Yüzbinlerce insan; köyünün mahallesinin dışında, şehirlerarası mesafede,
karakol ve asker tehdidi altında, namluların gölgesinde kurulan seçim
sandıklarına ulaşıp oy kullanmak zorunda bırakıldı. Hem seçim hazırlık
sürecinde Suruç’da gerçekleştirilen komplo ve katliam örnekleriyle, hem
de seçim günü içerisinde yapılan işkence dolu uygulamalar, Kürdistan
halkını ve HDP seçmenini yıldırıp sandık başına gitmekten vaz geçirmeyi
hedefliyordu. Ancak uygulanan zulüm ve işkence yöntemlerine rağmen
Kürdistan halkı, büyük bir direniş ruhuyla sandık başına giderek oyunu
kullandı ve iradesini büyük bir coşkuyla ortaya koydu. Bu direnişçi
tutumundan ötürü; hem Kürdistan’daki hem de Türkiye metropollerine
dağılmış olan Kürt Halkını ve bir demokrasi ittifak esprisi ile HDP’yi
oluşturan tüm bileşenleri tebrik etmek gerekiyor.
Meşru olmayan seçim sonuçlarının Türkiye geneli açısından
ortaya çıkardığı iç karartıcı, umut kırıcı tabloya bakarak, HDP seçmen
başarısının yol açtığı moral ve coşku soğumamalı. Moralini ve coşkusunu,
her şeye rağmen geliştirdiği direnişçi tutumundan ve ortaya çıkardığı
başarısından alıyor. HDP tabanındaki direniş, tek başına faşizmi
yenilgiye uğratmaya yetmedi, ancak HDP’yi meclise yerleştirerek faşizmi
sınırlandırma imkanı yarattı. HDP, birer demokrasi temsilcisi olan 67
vekilini TBMM’ne yerleştiremeseydi, faşist ittifak 67 sandalye daha
çoğalacaktı. Şimdi Türkiye’yi, meşru olmayan seçim sonuçları üzerinden
kendi kendini ilan eden gayri meşru bir diktatörlük yönetecek.
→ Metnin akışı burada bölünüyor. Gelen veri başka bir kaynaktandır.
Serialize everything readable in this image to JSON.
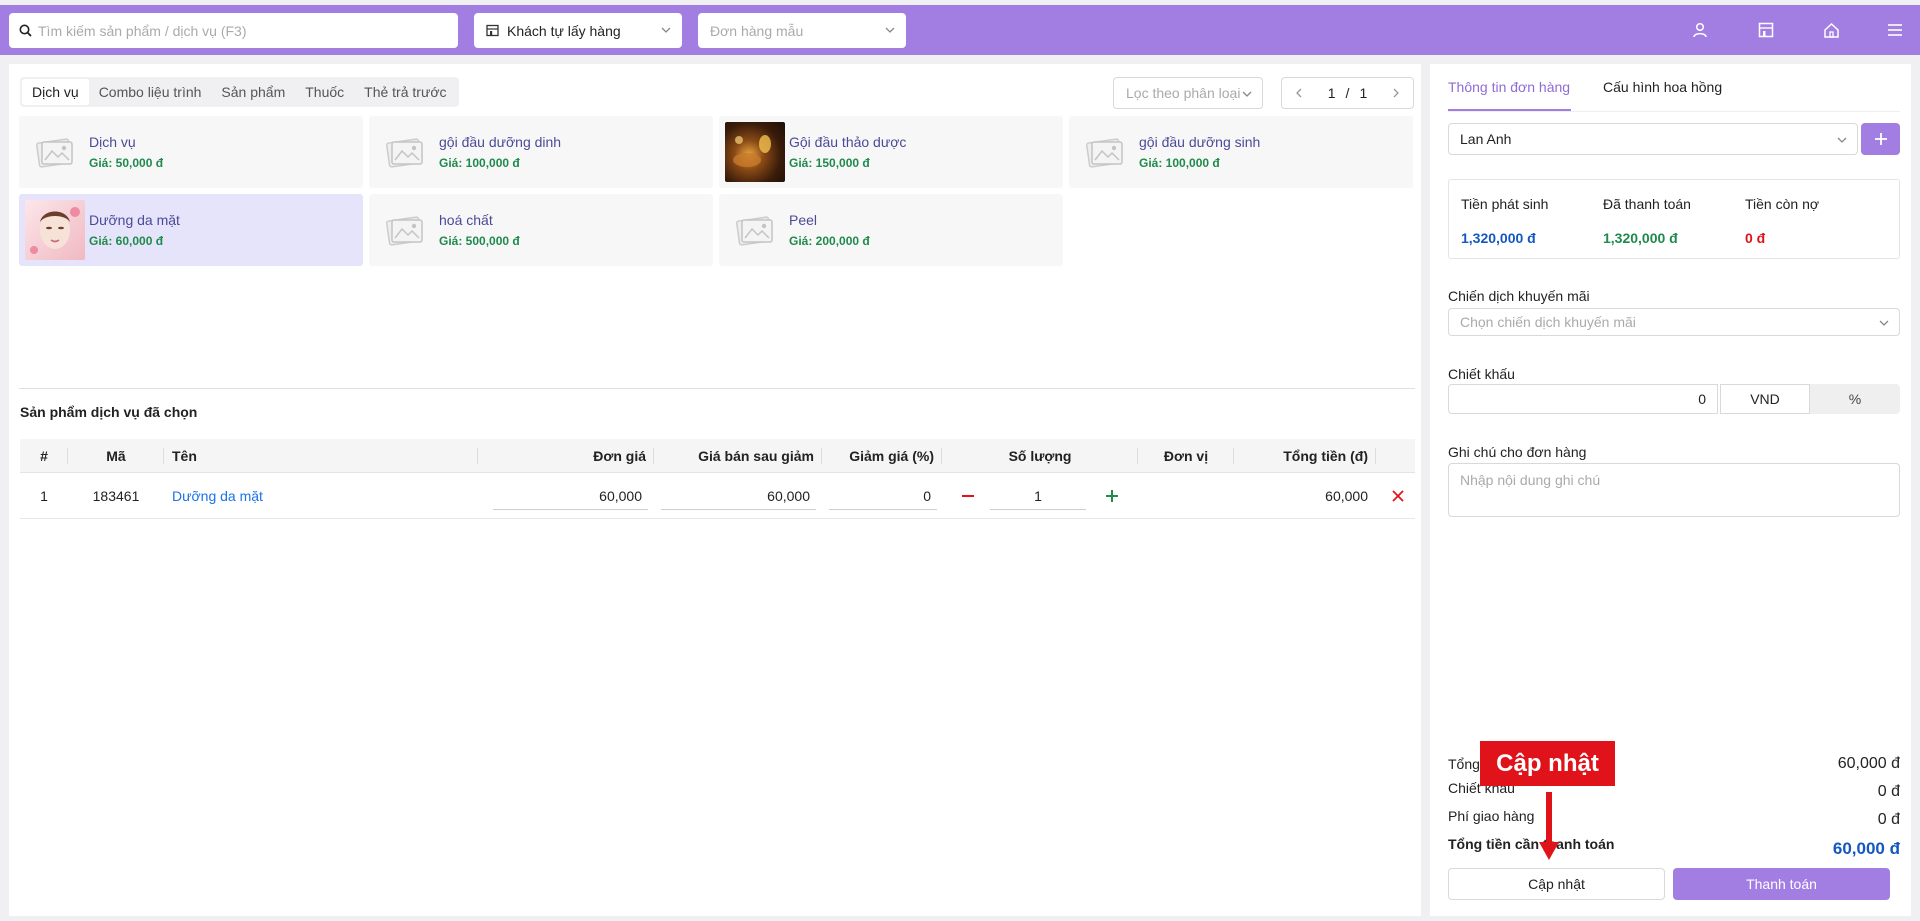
{
  "topbar": {
    "search_placeholder": "Tìm kiếm sản phẩm / dịch vụ (F3)",
    "shipping_select": "Khách tự lấy hàng",
    "template_placeholder": "Đơn hàng mẫu",
    "icons": [
      "user-icon",
      "store-icon",
      "home-icon",
      "menu-icon"
    ]
  },
  "catalog": {
    "tabs": [
      "Dịch vụ",
      "Combo liệu trình",
      "Sản phẩm",
      "Thuốc",
      "Thẻ trả trước"
    ],
    "active_tab": "Dịch vụ",
    "filter_placeholder": "Lọc theo phân loại",
    "pager": {
      "current": "1",
      "sep": "/",
      "total": "1"
    },
    "items": [
      {
        "name": "Dịch vụ",
        "price": "Giá: 50,000 đ"
      },
      {
        "name": "gội đầu dưỡng dinh",
        "price": "Giá: 100,000 đ"
      },
      {
        "name": "Gội đầu thảo dược",
        "price": "Giá: 150,000 đ"
      },
      {
        "name": "gội đầu dưỡng sinh",
        "price": "Giá: 100,000 đ"
      },
      {
        "name": "Dưỡng da mặt",
        "price": "Giá: 60,000 đ"
      },
      {
        "name": "hoá chất",
        "price": "Giá: 500,000 đ"
      },
      {
        "name": "Peel",
        "price": "Giá: 200,000 đ"
      }
    ]
  },
  "selected": {
    "title": "Sản phẩm dịch vụ đã chọn",
    "columns": {
      "idx": "#",
      "code": "Mã",
      "name": "Tên",
      "unit_price": "Đơn giá",
      "sale_price": "Giá bán sau giảm",
      "discount": "Giảm giá (%)",
      "qty": "Số lượng",
      "unit": "Đơn vị",
      "total": "Tổng tiền (đ)"
    },
    "rows": [
      {
        "idx": "1",
        "code": "183461",
        "name": "Dưỡng da mặt",
        "unit_price": "60,000",
        "sale_price": "60,000",
        "discount": "0",
        "qty": "1",
        "unit": "",
        "total": "60,000"
      }
    ]
  },
  "order": {
    "tabs": [
      "Thông tin đơn hàng",
      "Cấu hình hoa hồng"
    ],
    "customer": "Lan Anh",
    "summary": {
      "incurred_label": "Tiền phát sinh",
      "incurred_value": "1,320,000 đ",
      "paid_label": "Đã thanh toán",
      "paid_value": "1,320,000 đ",
      "debt_label": "Tiền còn nợ",
      "debt_value": "0 đ"
    },
    "promo_label": "Chiến dịch khuyến mãi",
    "promo_placeholder": "Chọn chiến dịch khuyến mãi",
    "discount_label": "Chiết khấu",
    "discount_value": "0",
    "discount_unit_vnd": "VND",
    "discount_unit_pct": "%",
    "note_label": "Ghi chú cho đơn hàng",
    "note_placeholder": "Nhập nội dung ghi chú",
    "totals": {
      "subtotal_label": "Tổng",
      "subtotal_value": "60,000 đ",
      "discount_label": "Chiết khấu",
      "discount_value": "0 đ",
      "shipping_label": "Phí giao hàng",
      "shipping_value": "0 đ",
      "grand_label": "Tổng tiền cần thanh toán",
      "grand_value": "60,000 đ"
    },
    "update_button": "Cập nhật",
    "pay_button": "Thanh toán"
  },
  "annotation": {
    "callout": "Cập nhật"
  },
  "colors": {
    "brand": "#a27ee3",
    "price_green": "#1f8a4c",
    "link_blue": "#1a73e8",
    "debt_red": "#e0131b",
    "callout_red": "#e0131b"
  }
}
Bu gayri
meşru diktatör rejimi karşısında, HDP’nin temsil ettiği Demokratik
Siyasetin, yürüttüğü mücadeleyi sürdürmek dışında bir çaresi
görünmemektedir.
Tek yol mücadeleyi büyütmektir. Ancak gerek meclis içinden
gerekse meclis dışından faşist diktatörlük karşısında mücadele etmek ve
direnmek, tek başına HDP’nin sorunu değildir. Tüm Türkiye’nin
sorunudur. Çünkü gayri meşru kanunlarla kendini resmileştiren diktatör
rejimi, yakında kendisine oy verenleri de ezmeye başlayacaktır.
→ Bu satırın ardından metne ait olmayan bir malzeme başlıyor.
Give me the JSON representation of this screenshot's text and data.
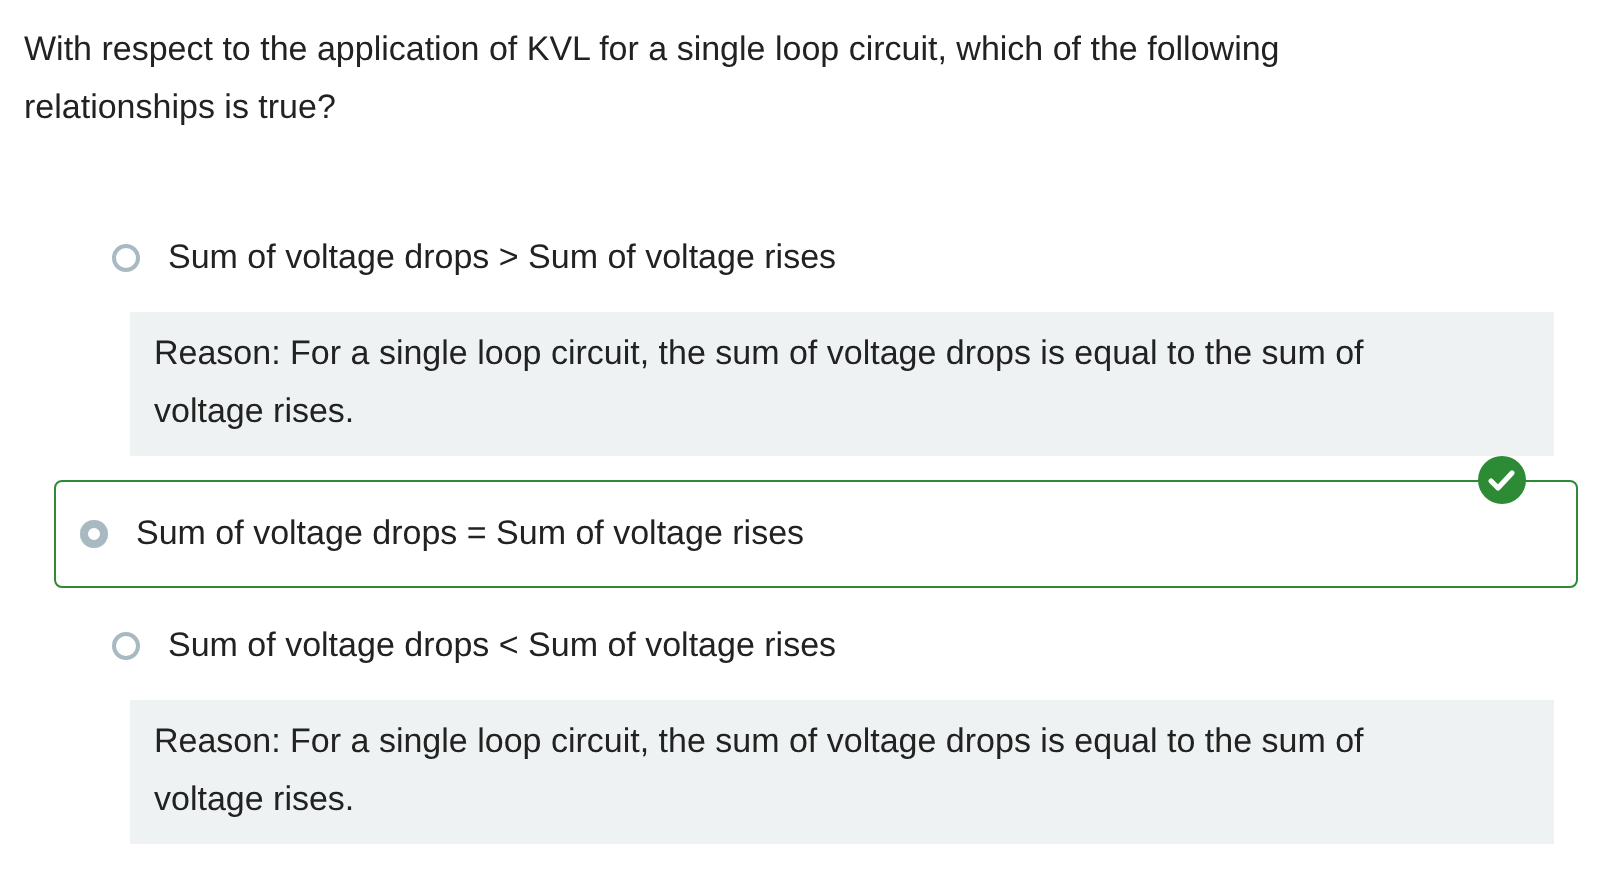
{
  "question": "With respect to the application of KVL for a single loop circuit, which of the following relationships is true?",
  "options": [
    {
      "label": "Sum of voltage drops > Sum of voltage rises",
      "selected": false,
      "correct": false,
      "reason": "Reason: For a single loop circuit, the sum of voltage drops is equal to the sum of voltage rises."
    },
    {
      "label": "Sum of voltage drops = Sum of voltage rises",
      "selected": true,
      "correct": true
    },
    {
      "label": "Sum of voltage drops < Sum of voltage rises",
      "selected": false,
      "correct": false,
      "reason": "Reason: For a single loop circuit, the sum of voltage drops is equal to the sum of voltage rises."
    }
  ]
}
Demokratik siyasetin karşısında, “cumhur ittifakı” olarak kendini
adlandıran Kürt düşmanı, aynı zamanda demokrasi düşmanı faşist bir
ittifak var. Bu faşist ittifak oldukça kirli bir ittifaktır. Kan
siyaseti üzerinden geliştirildi. 90’lı yılların karanlıkları üzerine
kuruldu. Bahçeli ve zindandaki katil tayfası yetmedi, eski JİTEM
çetesini de arkasına aldı. Çiller ve Ağar ekibi de bu kirli ve karanlık
ittifakın içine yerleştirildi. “Cumhur” adını sömürerek kendine sıfat
yapan bu faşist ittifakın seçim öncesi yaptıkları ortadadır.
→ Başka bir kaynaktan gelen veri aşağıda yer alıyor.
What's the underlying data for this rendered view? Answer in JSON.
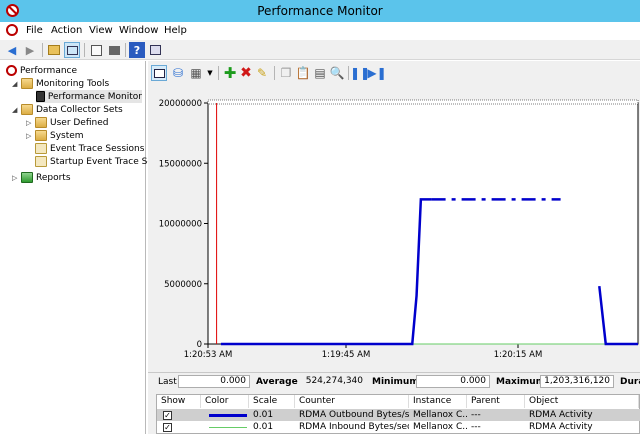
{
  "window": {
    "title": "Performance Monitor"
  },
  "menu": [
    "File",
    "Action",
    "View",
    "Window",
    "Help"
  ],
  "tree": {
    "root": "Performance",
    "monitoring_tools": "Monitoring Tools",
    "performance_monitor": "Performance Monitor",
    "data_collector_sets": "Data Collector Sets",
    "user_defined": "User Defined",
    "system": "System",
    "event_trace_sessions": "Event Trace Sessions",
    "startup_event_trace": "Startup Event Trace Ses",
    "reports": "Reports"
  },
  "chart_data": {
    "type": "line",
    "y_ticks": [
      "20000000",
      "15000000",
      "10000000",
      "5000000",
      "0"
    ],
    "ylim": [
      0,
      20000000
    ],
    "x_ticks": [
      "1:20:53 AM",
      "1:19:45 AM",
      "1:20:15 AM"
    ],
    "x_range_seconds": [
      0,
      100
    ],
    "current_time_bar_seconds": 2,
    "series": [
      {
        "color": "#0000cc",
        "style": "solid+dash",
        "points": [
          [
            3,
            0
          ],
          [
            47.5,
            0
          ],
          [
            48.5,
            4000000
          ],
          [
            49.5,
            12000000
          ],
          [
            82,
            12000000
          ]
        ],
        "points2": [
          [
            91,
            4800000
          ],
          [
            92.5,
            0
          ],
          [
            100,
            0
          ]
        ],
        "dashed_from": 52
      },
      {
        "color": "#66cc66",
        "style": "solid",
        "points": [
          [
            3,
            0
          ],
          [
            100,
            0
          ]
        ]
      }
    ]
  },
  "stats": {
    "last_label": "Last",
    "last_value": "0.000",
    "average_label": "Average",
    "average_value": "524,274,340",
    "minimum_label": "Minimum",
    "minimum_value": "0.000",
    "maximum_label": "Maximum",
    "maximum_value": "1,203,316,120",
    "duration_label": "Dura"
  },
  "table": {
    "headers": [
      "Show",
      "Color",
      "Scale",
      "Counter",
      "Instance",
      "Parent",
      "Object"
    ],
    "rows": [
      {
        "show": "✓",
        "color": "#0000cc",
        "scale": "0.01",
        "counter": "RDMA Outbound Bytes/sec",
        "instance": "Mellanox C...",
        "parent": "---",
        "object": "RDMA Activity"
      },
      {
        "show": "✓",
        "color": "#66cc66",
        "scale": "0.01",
        "counter": "RDMA Inbound Bytes/sec",
        "instance": "Mellanox C...",
        "parent": "---",
        "object": "RDMA Activity"
      }
    ]
  }
}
Temsili demokrasinin en temel gerçekleşme yöntemi olan
“seçim yöntemini” istismar ederek, süreci kendi hizmetinde icra etti.
OHAL’den aldığı yetkiyi faşist emelleri için kullandı ve çıkardığı
KHK’larla baskın seçimin taşlarını tek tek kirli hesapları temelinde
döşeyerek, Erdoğan’ı gayri meşru yollardan tek başına diktatör yaptı.
Mevcut haliyle AKP artık MHP’lileşmiştir. Seçim ardından basında herkes
MHP’nin kılını bile kıpırdatmadan, doğru düzgün bir miting bile yapmadan
barajı nasıl aşabildiğini tartışıyor. Oysa her şey çok açık ortada…
MHP’li tüm azılı Kurtlar, Erdoğan’ı devletin başına diktatör yapmak için
seferber oldu. Erdoğan’da tek başına diktatör olma hayali uğruna,
AKP’nin taban oylarını MHP’ye peşkeş çekerek barajın üstüne taşıdı.
Erdoğan ve AKP oyları arasındaki mesafeyi oluşturan bu kirli
pazarlıktır.
Şimdi, çıkaracağı her kanun ve alacağı her karar için,
MHP’nin Kurtlarına muhtaç bir Erdoğan var artık. İşin aslını sorarsanız,
MHP kontrolündeki bir Erdoğan ve AKP var artık. Bundan sonra Türkiye’yi
esasta yönetecek olan, AKP’nin iradesini kontrolünde tutan MHP’li
Kurtlardır. Bir zamanların Fethullah imamları yerine, şimdi Bahçeli’nin
Kurtları geçirilmiştir. Peki tüm bunlar karşısında CHP ne yapıyor? Seçim
öncesi ana muhalefet tabanına büyük vaatler verdi. Erdoğan’ı ikinci
tura bırakarak ikinci turda da koltuğundan indireceğine inandırdı. Ama
oyların sayıldığı akşam, daha henüz seçimin meşru olmayan sonuçları
resmi olarak açıklanmadan, yenilgiyi kabul eden ve kendisine oy veren
insanlara da; “siz de kaderinize razı olun, adam kazandı, biz kaybettik
ne yapalım” diyerek susturma yoluna gitti. Şu anda Türkiye demokrasisine
yapılabilecek daha büyük bir kötülük olamazdı herhalde.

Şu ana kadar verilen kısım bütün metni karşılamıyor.